In newly released guidance documents FDA regulators for the 1st time laid out separate 510(k) application recommendations for blood glucose meters intended for over-the-counter patient use and those designed for professional healthcare settings.
The distinction allows the FDA to place greater emphasis on infection control concerns raised about in-clinic point-of-care devices, which are more likely to be used on multiple patients. The guidance also aims to address concerns that over-the-counter devices aren’t sufficiently tested for clinic settings, where patients are sicker and inaccurate testing may pose a greater risk.
Patients-use systems, on the other hand, are likely to undergo different storage and handling conditions, suggesting that they be developed to be more "robust and reliable" than their clinical counterparts, the FDA said in the guidance covering OTC systems.

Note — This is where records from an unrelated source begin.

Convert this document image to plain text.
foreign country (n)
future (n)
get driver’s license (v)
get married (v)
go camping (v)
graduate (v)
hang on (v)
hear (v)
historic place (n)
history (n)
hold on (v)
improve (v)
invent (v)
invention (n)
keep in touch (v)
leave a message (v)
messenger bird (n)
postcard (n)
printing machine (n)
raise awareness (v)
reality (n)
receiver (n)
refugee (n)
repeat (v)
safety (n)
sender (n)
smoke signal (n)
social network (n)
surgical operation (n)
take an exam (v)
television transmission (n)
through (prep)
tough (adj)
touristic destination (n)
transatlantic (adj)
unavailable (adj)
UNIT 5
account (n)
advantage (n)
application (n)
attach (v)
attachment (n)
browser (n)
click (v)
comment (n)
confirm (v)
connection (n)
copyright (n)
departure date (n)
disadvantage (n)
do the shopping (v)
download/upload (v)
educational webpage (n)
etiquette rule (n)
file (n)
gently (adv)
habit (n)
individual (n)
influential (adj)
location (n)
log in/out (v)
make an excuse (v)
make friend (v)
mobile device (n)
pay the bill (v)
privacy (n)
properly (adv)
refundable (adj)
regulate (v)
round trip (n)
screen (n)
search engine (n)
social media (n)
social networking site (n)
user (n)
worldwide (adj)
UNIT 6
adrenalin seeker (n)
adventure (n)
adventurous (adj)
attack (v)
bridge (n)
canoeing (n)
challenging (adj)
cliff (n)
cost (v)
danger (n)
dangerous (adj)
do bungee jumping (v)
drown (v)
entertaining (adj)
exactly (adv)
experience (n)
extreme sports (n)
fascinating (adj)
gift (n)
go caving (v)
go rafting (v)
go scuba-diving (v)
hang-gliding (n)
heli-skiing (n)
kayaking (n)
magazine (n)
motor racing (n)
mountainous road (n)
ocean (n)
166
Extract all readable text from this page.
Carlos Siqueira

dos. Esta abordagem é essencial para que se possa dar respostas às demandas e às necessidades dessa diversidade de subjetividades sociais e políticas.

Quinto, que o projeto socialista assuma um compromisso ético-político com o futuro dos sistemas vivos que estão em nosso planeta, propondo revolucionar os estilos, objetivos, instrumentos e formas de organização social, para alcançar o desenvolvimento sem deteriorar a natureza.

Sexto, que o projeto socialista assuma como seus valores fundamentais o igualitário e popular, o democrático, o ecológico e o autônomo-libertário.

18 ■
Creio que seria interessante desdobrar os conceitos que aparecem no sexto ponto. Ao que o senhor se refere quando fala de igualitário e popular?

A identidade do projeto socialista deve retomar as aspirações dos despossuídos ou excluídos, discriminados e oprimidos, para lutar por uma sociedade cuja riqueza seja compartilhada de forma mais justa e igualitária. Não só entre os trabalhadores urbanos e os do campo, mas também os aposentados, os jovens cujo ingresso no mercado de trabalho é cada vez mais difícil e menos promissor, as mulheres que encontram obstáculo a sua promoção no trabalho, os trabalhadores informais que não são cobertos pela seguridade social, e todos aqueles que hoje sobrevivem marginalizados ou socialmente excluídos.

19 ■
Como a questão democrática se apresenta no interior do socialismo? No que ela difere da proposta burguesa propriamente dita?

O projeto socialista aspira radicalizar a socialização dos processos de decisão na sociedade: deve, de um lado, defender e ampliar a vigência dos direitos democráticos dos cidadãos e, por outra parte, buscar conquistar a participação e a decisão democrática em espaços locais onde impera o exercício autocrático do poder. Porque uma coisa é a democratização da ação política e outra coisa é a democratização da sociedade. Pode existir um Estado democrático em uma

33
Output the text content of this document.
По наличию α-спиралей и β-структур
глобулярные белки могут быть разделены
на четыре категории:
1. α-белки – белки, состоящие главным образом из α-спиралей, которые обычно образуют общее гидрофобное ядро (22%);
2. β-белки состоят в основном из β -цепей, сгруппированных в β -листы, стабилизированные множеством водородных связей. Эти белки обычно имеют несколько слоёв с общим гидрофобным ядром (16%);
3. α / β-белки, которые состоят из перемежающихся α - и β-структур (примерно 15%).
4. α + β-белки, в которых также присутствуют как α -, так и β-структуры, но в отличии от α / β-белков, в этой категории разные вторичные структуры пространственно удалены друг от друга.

"Previously, most blood glucose monitoring devices, even those intended to be used by healthcare professionals, were submitted to FDA with claims for OTC use. Thus, they were evaluated for self-use by diabetics, and the specific issues that occur in the professional healthcare setting were never addressed," according to the FDA proposal on point-of-care devices. "Use of glucose monitoring devices in professional healthcare settings when they were cleared for lay use puts patients at increased risk. The performance of the devices was not evaluated in the intended use population, and the scientific and clinical issues may not have been adequately addressed for these uses."
The agency recommended distinct guidelines to separate prescription glucose meters from patient-use systems, no longer providing clinic devices with automatic waivers from Clinical Laboratory Improvement Amendments requirements.
Since 1997 home-use tests have been automatically waived from CLIA because they were deemed "so simple and accurate as to render the likelihood of erroneous results negligible; or pose no reasonable risk of harm to the patient if the test is performed incorrectly," according to FDA regulations. OTC systems will remain under CLIA waiver categorization, but prescription systems will need to apply for a waiver.
"If you intend to pursue CLIA waiver for your prescription-use BGMS device, you should consider slightly increasing the study size and performing studies that are designed to support 510(k) clearance as well as CLIA waiver," the FDA said.